I always cringe when someone tells a joke and it’s a joke that’s at someone else’s expense.
Making fun of people isn’t great comedy. It’s cruelty disguised as humor.
“Great minds discuss ideas; average minds discuss events; small minds discuss people.” — Eleanor Roosevelt.
But how do you know?
What’s the difference between edgy in your comedy and when is it outright offensive?
When you’re developing your own voice (or a company’s brand voice), there are a few simple rules I like to use to remember where comedy hits best, and when it falls flat.
Here are some rules & guidelines to help you decide when a joke is funny, and when it’s… not cool.
1. Ask yourself who the subject of the joke is.
General rule of thumb: making fun of things in the world? Funny. Making fun of yourself? Self-deprecating, and can still be funny. Making fun of other people? Much riskier, harder to do, and often is a bad idea.
A few examples:
World: “It was like that time I tried to go to Walmart and had to park 87 million miles away from the entrance. What, they wanted me to exercise before I got into the store?”
Self-deprecating: “I mean, I have zero technical skills so you’re asking the wrong person, but if I can figure it out, then we’re getting somewhere.”
Other people: “It’s like a small island porcupine trying to code for you.”
*I don’t actually want to write something racist and so I made it about porcupines. Don’t do this one.
Rule of thumb #1: poke fun at the world or yourself, don’t use other people in your skewering.
2. Watch the power dynamic.
Jokes are often most offensive when they are targeted at a group of people who have less power than the group that you are in. Do not do this. Making fun of people who are lower-income, a minority race, or at some sort of disadvantage will always be offensive, especially if you’re the one in the power seat.
White, young, men have the most power in our current patriarchal society. It might not feel like it at times (everyone is human, and we all feel put-out, or left behind, from some time to another). That being said, our current systems and structures have been designed, historically, with white men in power. Keep this in mind, because making fun of other groups with less power can be highly offensiveand very risky. The same is true when you’re in other situations. If you’re the wealthiest person in the room, making fun of people in poverty might not go over so well.
Rule of thumb #2: don’t make fun of groups that are less powerful, abled, or different than you.

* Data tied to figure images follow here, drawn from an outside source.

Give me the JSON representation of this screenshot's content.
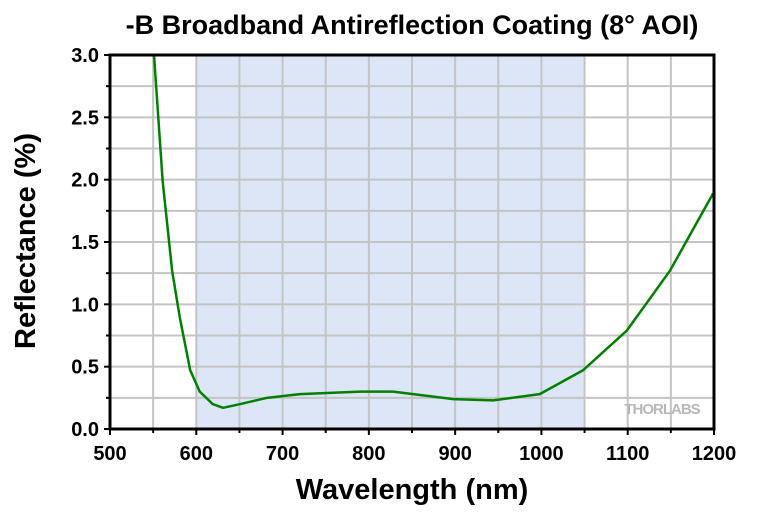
{
  "chart_data": {
    "type": "line",
    "title": "-B Broadband Antireflection Coating (8° AOI)",
    "xlabel": "Wavelength (nm)",
    "ylabel": "Reflectance (%)",
    "xlim": [
      500,
      1200
    ],
    "ylim": [
      0,
      3.0
    ],
    "xticks": [
      "500",
      "600",
      "700",
      "800",
      "900",
      "1000",
      "1100",
      "1200"
    ],
    "yticks": [
      "0.0",
      "0.5",
      "1.0",
      "1.5",
      "2.0",
      "2.5",
      "3.0"
    ],
    "grid": true,
    "shaded_band": [
      600,
      1050
    ],
    "colors": {
      "line": "#008000",
      "band": "#dce6f6",
      "grid": "#c4c4c4"
    },
    "watermark": "THORLABS",
    "series": [
      {
        "x": [
          551,
          561,
          572,
          581,
          593,
          604,
          619,
          631,
          651,
          682,
          720,
          790,
          828,
          898,
          944,
          998,
          1048,
          1099,
          1149,
          1199
        ],
        "y": [
          3.0,
          1.99,
          1.27,
          0.89,
          0.47,
          0.3,
          0.2,
          0.17,
          0.2,
          0.25,
          0.28,
          0.3,
          0.3,
          0.24,
          0.23,
          0.28,
          0.47,
          0.79,
          1.27,
          1.89
        ]
      }
    ]
  }
}
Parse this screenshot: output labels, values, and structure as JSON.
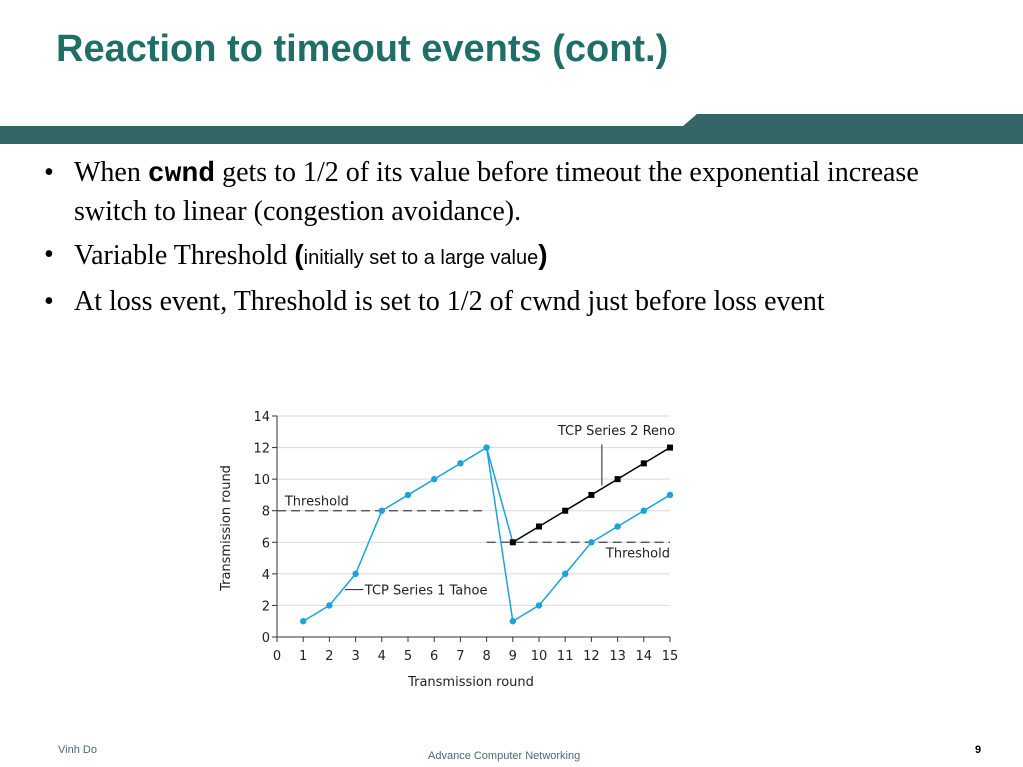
{
  "slide": {
    "title": "Reaction to timeout events (cont.)",
    "bullets": [
      {
        "pre": "When ",
        "code": "cwnd",
        "post": " gets to 1/2 of its value before timeout the exponential increase switch to linear (congestion avoidance)."
      },
      {
        "pre": "Variable Threshold ",
        "open": "(",
        "small": "initially set to a large value",
        "close": ")"
      },
      {
        "text": "At loss event, Threshold is set to 1/2 of cwnd just before loss event"
      }
    ]
  },
  "colors": {
    "title": "#1f6e68",
    "band": "#336666",
    "tahoe": "#1aa3dd",
    "reno": "#000000"
  },
  "chart_data": {
    "type": "line",
    "xlabel": "Transmission round",
    "ylabel": "Transmission round",
    "xlim": [
      0,
      15
    ],
    "ylim": [
      0,
      14
    ],
    "x_ticks": [
      "0",
      "1",
      "2",
      "3",
      "4",
      "5",
      "6",
      "7",
      "8",
      "9",
      "10",
      "11",
      "12",
      "13",
      "14",
      "15"
    ],
    "y_ticks": [
      "0",
      "2",
      "4",
      "6",
      "8",
      "10",
      "12",
      "14"
    ],
    "grid": true,
    "series": [
      {
        "name": "TCP Series 1 Tahoe",
        "x": [
          1,
          2,
          3,
          4,
          5,
          6,
          7,
          8,
          9,
          10,
          11,
          12,
          13,
          14,
          15
        ],
        "y": [
          1,
          2,
          4,
          8,
          9,
          10,
          11,
          12,
          1,
          2,
          4,
          6,
          7,
          8,
          9
        ]
      },
      {
        "name": "TCP Series 2 Reno",
        "x": [
          9,
          10,
          11,
          12,
          13,
          14,
          15
        ],
        "y": [
          6,
          7,
          8,
          9,
          10,
          11,
          12
        ]
      }
    ],
    "thresholds": [
      {
        "label": "Threshold",
        "x_start": 0,
        "x_end": 8,
        "y": 8
      },
      {
        "label": "Threshold",
        "x_start": 8,
        "x_end": 15,
        "y": 6
      }
    ]
  },
  "footer": {
    "author": "Vinh Do",
    "course": "Advance Computer Networking",
    "page": "9"
  }
}
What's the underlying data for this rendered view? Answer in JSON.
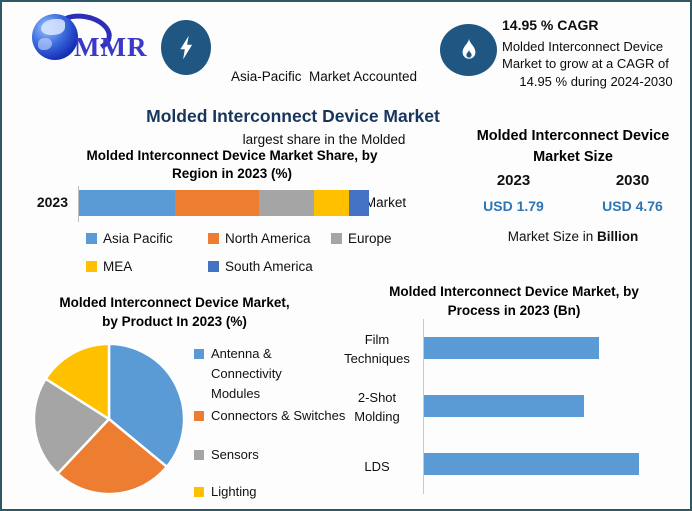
{
  "page": {
    "title": "Molded Interconnect Device Market",
    "border_color": "#2E5964",
    "title_color": "#17365D"
  },
  "header": {
    "logo": {
      "text": "MMR"
    },
    "badge_color": "#1F5782",
    "highlight": {
      "lines": [
        "Asia-Pacific  Market Accounted",
        "largest share in the Molded",
        "Interconnect Device Market"
      ]
    },
    "cagr": {
      "title": "14.95 % CAGR",
      "lines": [
        "Molded Interconnect Device",
        "Market to grow at a CAGR of",
        "14.95 % during 2024-2030"
      ]
    }
  },
  "region_chart": {
    "title_lines": [
      "Molded Interconnect Device Market Share, by",
      "Region in 2023 (%)"
    ],
    "category_label": "2023"
  },
  "market_size": {
    "title_lines": [
      "Molded Interconnect Device",
      "Market Size"
    ],
    "year_left": "2023",
    "year_right": "2030",
    "value_left": "USD 1.79",
    "value_right": "USD 4.76",
    "value_color": "#2E75B6",
    "note_prefix": "Market Size in ",
    "note_bold": "Billion"
  },
  "product_chart": {
    "title_lines": [
      "Molded Interconnect Device Market,",
      "by Product In 2023 (%)"
    ],
    "legend_lines": [
      [
        "Antenna & Connectivity",
        "Modules"
      ],
      [
        "Connectors & Switches",
        ""
      ],
      [
        "Sensors",
        ""
      ],
      [
        "Lighting",
        ""
      ]
    ]
  },
  "process_chart": {
    "title_lines": [
      "Molded Interconnect Device Market, by",
      "Process in 2023 (Bn)"
    ],
    "category_lines": [
      [
        "Film",
        "Techniques"
      ],
      [
        "2-Shot",
        "Molding"
      ],
      [
        "LDS",
        ""
      ]
    ]
  },
  "chart_data": [
    {
      "type": "bar",
      "variant": "stacked-horizontal",
      "title": "Molded Interconnect Device Market Share, by Region in 2023 (%)",
      "categories": [
        "2023"
      ],
      "series": [
        {
          "name": "Asia Pacific",
          "values": [
            33
          ],
          "color": "#5B9BD5"
        },
        {
          "name": "North America",
          "values": [
            29
          ],
          "color": "#ED7D31"
        },
        {
          "name": "Europe",
          "values": [
            19
          ],
          "color": "#A5A5A5"
        },
        {
          "name": "MEA",
          "values": [
            12
          ],
          "color": "#FFC000"
        },
        {
          "name": "South America",
          "values": [
            7
          ],
          "color": "#4472C4"
        }
      ],
      "unit": "%",
      "xlim": [
        0,
        100
      ],
      "legend_position": "bottom"
    },
    {
      "type": "pie",
      "title": "Molded Interconnect Device Market, by Product In 2023 (%)",
      "labels": [
        "Antenna & Connectivity Modules",
        "Connectors & Switches",
        "Sensors",
        "Lighting"
      ],
      "values": [
        36,
        26,
        22,
        16
      ],
      "colors": [
        "#5B9BD5",
        "#ED7D31",
        "#A5A5A5",
        "#FFC000"
      ],
      "unit": "%",
      "start_angle_deg": 0,
      "legend_position": "right"
    },
    {
      "type": "bar",
      "variant": "horizontal",
      "title": "Molded Interconnect Device Market, by Process in 2023 (Bn)",
      "categories": [
        "Film Techniques",
        "2-Shot Molding",
        "LDS"
      ],
      "values": [
        0.57,
        0.52,
        0.7
      ],
      "bar_color": "#5B9BD5",
      "unit": "Bn",
      "xlim": [
        0,
        0.78
      ],
      "legend_position": "none"
    }
  ]
}
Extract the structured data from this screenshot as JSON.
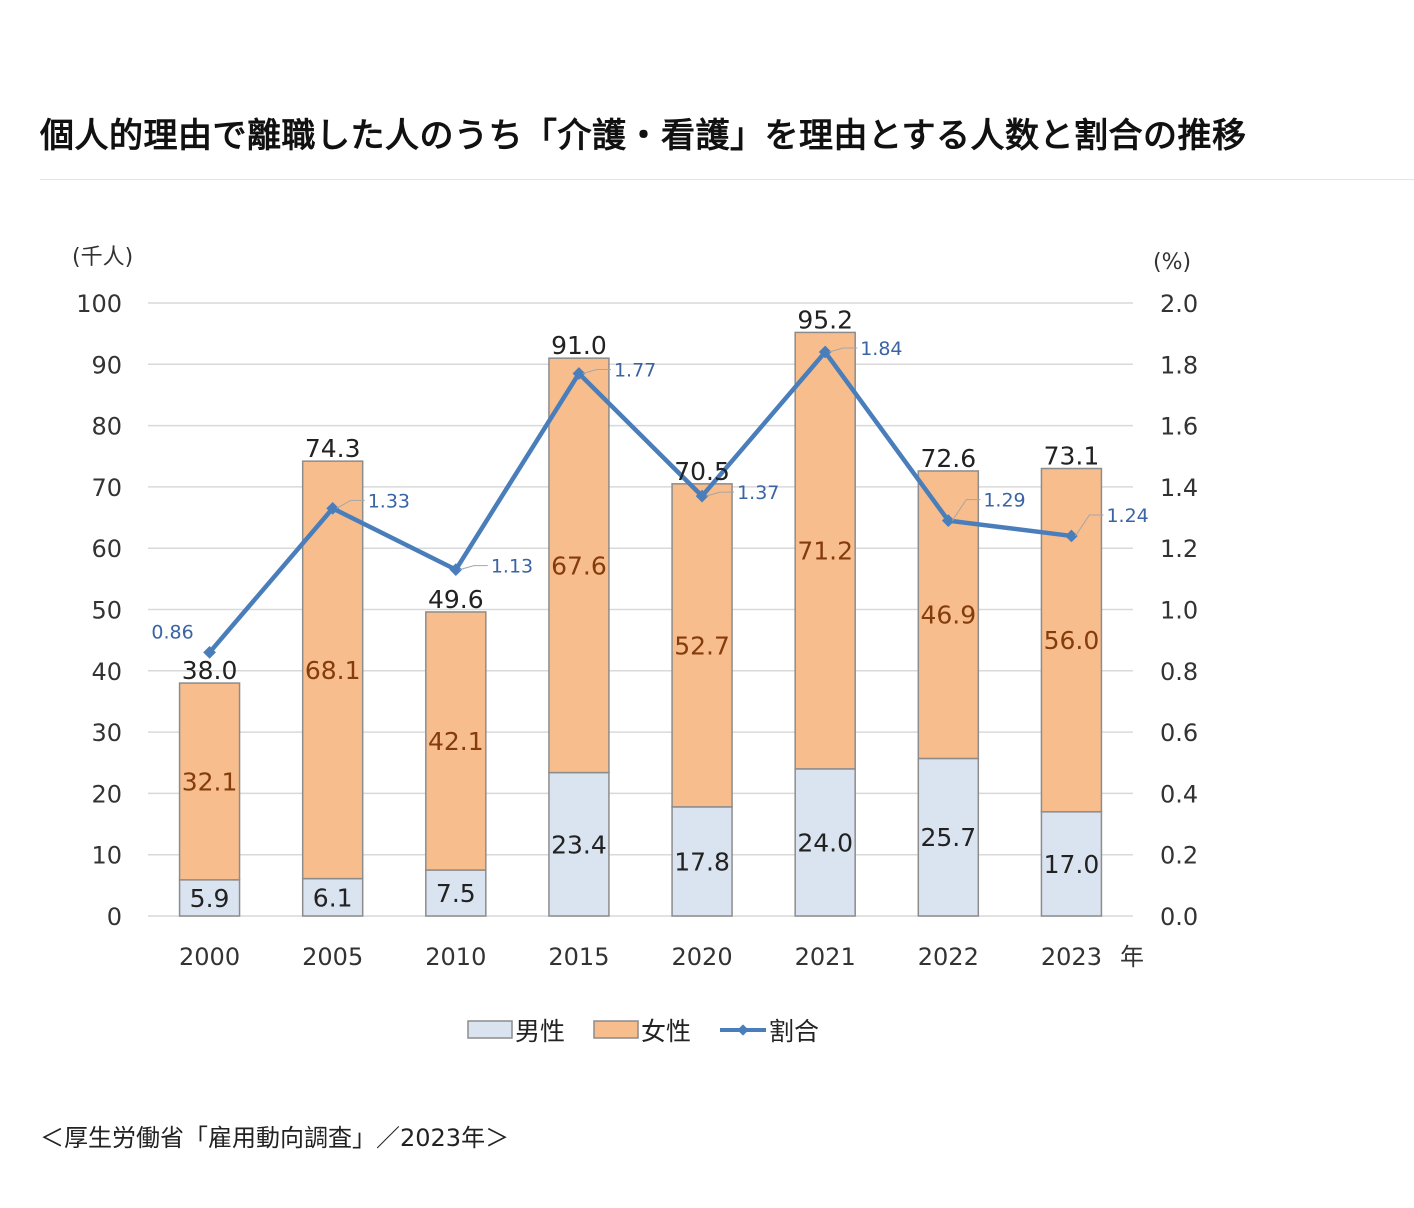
{
  "page": {
    "title": "個人的理由で離職した人のうち「介護・看護」を理由とする人数と割合の推移",
    "source": "＜厚生労働省「雇用動向調査」／2023年＞"
  },
  "colors": {
    "male": "#dae3f0",
    "female": "#f8bd8c",
    "ratio_line": "#4a7ebb",
    "bar_border": "#8c8c8c",
    "gridline": "#d9d9d9",
    "female_label": "#843c0c",
    "ratio_label": "#3a64a4"
  },
  "chart_data": {
    "type": "bar",
    "subtype": "stacked-bar-with-line",
    "title": "個人的理由で離職した人のうち「介護・看護」を理由とする人数と割合の推移",
    "categories": [
      "2000",
      "2005",
      "2010",
      "2015",
      "2020",
      "2021",
      "2022",
      "2023"
    ],
    "x_unit": "年",
    "series": [
      {
        "name": "男性",
        "type": "bar",
        "axis": "left",
        "values": [
          5.9,
          6.1,
          7.5,
          23.4,
          17.8,
          24.0,
          25.7,
          17.0
        ]
      },
      {
        "name": "女性",
        "type": "bar",
        "axis": "left",
        "values": [
          32.1,
          68.1,
          42.1,
          67.6,
          52.7,
          71.2,
          46.9,
          56.0
        ]
      },
      {
        "name": "割合",
        "type": "line",
        "axis": "right",
        "values": [
          0.86,
          1.33,
          1.13,
          1.77,
          1.37,
          1.84,
          1.29,
          1.24
        ]
      }
    ],
    "totals": [
      38.0,
      74.3,
      49.6,
      91.0,
      70.5,
      95.2,
      72.6,
      73.1
    ],
    "left_axis": {
      "label": "(千人)",
      "ylim": [
        0,
        100
      ],
      "ticks": [
        0,
        10,
        20,
        30,
        40,
        50,
        60,
        70,
        80,
        90,
        100
      ]
    },
    "right_axis": {
      "label": "(%)",
      "ylim": [
        0,
        2.0
      ],
      "ticks": [
        "0.0",
        "0.2",
        "0.4",
        "0.6",
        "0.8",
        "1.0",
        "1.2",
        "1.4",
        "1.6",
        "1.8",
        "2.0"
      ]
    },
    "grid": true,
    "legend": {
      "position": "bottom",
      "entries": [
        "男性",
        "女性",
        "割合"
      ]
    }
  }
}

It is almost always “offensive” and not “edgy.”
3. Decide if something is “on brand” or “off brand” for you.
Being unpredictable is a more difficult strategy to adopt. Find a way to streamline your style of comedy by knowing what’s “on brand” (aka, part of your closet of tricks), and what’s “off limits” for your own sense of humor.
Are you a fan of curse words? Embrace it if it’s part of your brand, and know this about yourself.
If it’s not part of your repertoire, then keep this as part of your boundary box.
(Also, cursing is most effective when it is done sparingly and with the right accent or punctuation. A well-timed F-bomb can make your audience pay attention.)
Dropping curse words into every sentence makes you look like you lack the ability to find other words in the English language to use.
Rule of thumb #3: Create your own sense of boundary: what topics are on-brand? which ones will you leave alone?
Great jokes and delightful comedy speak to issues, ideas, and larger constructs. Making fun of people is small.
Do you use humor in your communications? How do you like it? What works well for you? How do you know (as part of this month’s theme on discernment) that a joke is going over well or not?